6 is a block diagram of a channel selection apparatus for upstream transmission according to the present invention.

The channel selector is composed of a microprocessor 60, a channel selector 61, an oscillator 62, a clock distributor 63, and a QPSK modulator 64.

The microprocessor 60 extracts the SID from the information on the allocable channel state for upstream transmission and the request MAC frame sent by the CM to the channel selector 61.

The channel selector 61 is constituted by a kind of priority determining circuit. The channel selector 61 determines a channel allocation rank according to a service class using the channel state information and the SID to provide a selection signal to the clock divider 63. . In other words, the state of the five channels shown in Table 1 is identified and channel selection priority is given by allocating wide bandwidths in order of service grade among the remaining channels according to the SID level.

The clock distributor 63 receives the clock frequency oscillated from the oscillator 62 and divides the clock frequency into the frequency of the corresponding channel according to the selection signal of the channel selector 61 to generate the QPSK modulator ( 64). The QPSK modulator 64 modulates the QPSK at the channel frequency rate to which the transmission data is allocated to form and transmit upstream data.

Although the present invention has been described only in connection with specific embodiments, those skilled in the art can make various changes within the scope of the technical spirit of the claims and embodiments.

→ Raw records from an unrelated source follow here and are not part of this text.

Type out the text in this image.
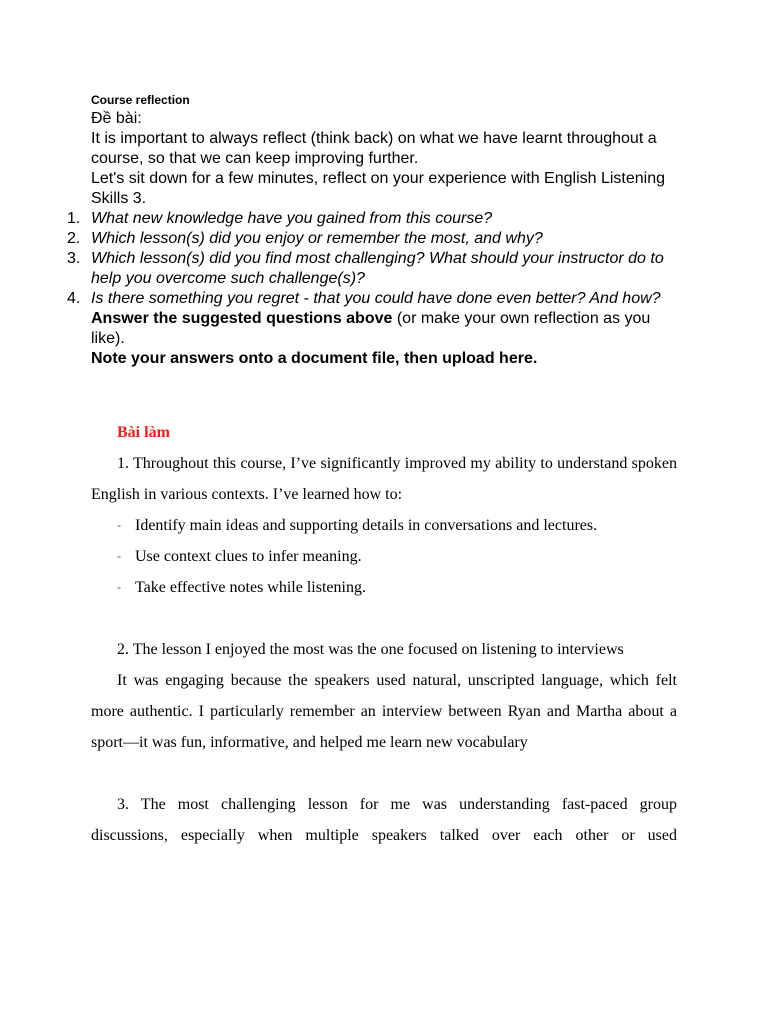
Course reflection

Đề bài:

It is important to always reflect (think back) on what we have learnt throughout a course, so that we can keep improving further.

Let's sit down for a few minutes, reflect on your experience with English Listening Skills 3.

1. What new knowledge have you gained from this course?
2. Which lesson(s) did you enjoy or remember the most, and why?
3. Which lesson(s) did you find most challenging? What should your instructor do to help you overcome such challenge(s)?
4. Is there something you regret - that you could have done even better? And how?

Answer the suggested questions above (or make your own reflection as you like).

Note your answers onto a document file, then upload here.

Bài làm

1. Throughout this course, I’ve significantly improved my ability to understand spoken English in various contexts. I’ve learned how to:

- Identify main ideas and supporting details in conversations and lectures.
- Use context clues to infer meaning.
- Take effective notes while listening.

2. The lesson I enjoyed the most was the one focused on listening to interviews

It was engaging because the speakers used natural, unscripted language, which felt more authentic. I particularly remember an interview between Ryan and Martha about a sport—it was fun, informative, and helped me learn new vocabulary

3. The most challenging lesson for me was understanding fast-paced group discussions, especially when multiple speakers talked over each other or used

The present invention has the effect of achieving qualitative difference in service by giving priority to channel selection by setting priority according to service level.

Claims (1)

In a cable modem network in which a plurality of subscribers request channel assignment for upstream transmission and receive a channel, the transmission is performed. A microprocessor for acquiring information on a currently assignable channel state and extracting a service identifier indicating a service class from a channel allocation request MAC frame; A channel selector configured to determine a channel allocation rank according to a service class using the channel state information of the microprocessor and the service identifier; A clock generator for generating a clock corresponding to a channel condition allocated by the channel selector; And a modulator configured to modulate upstream data according to a clock of the clock generator.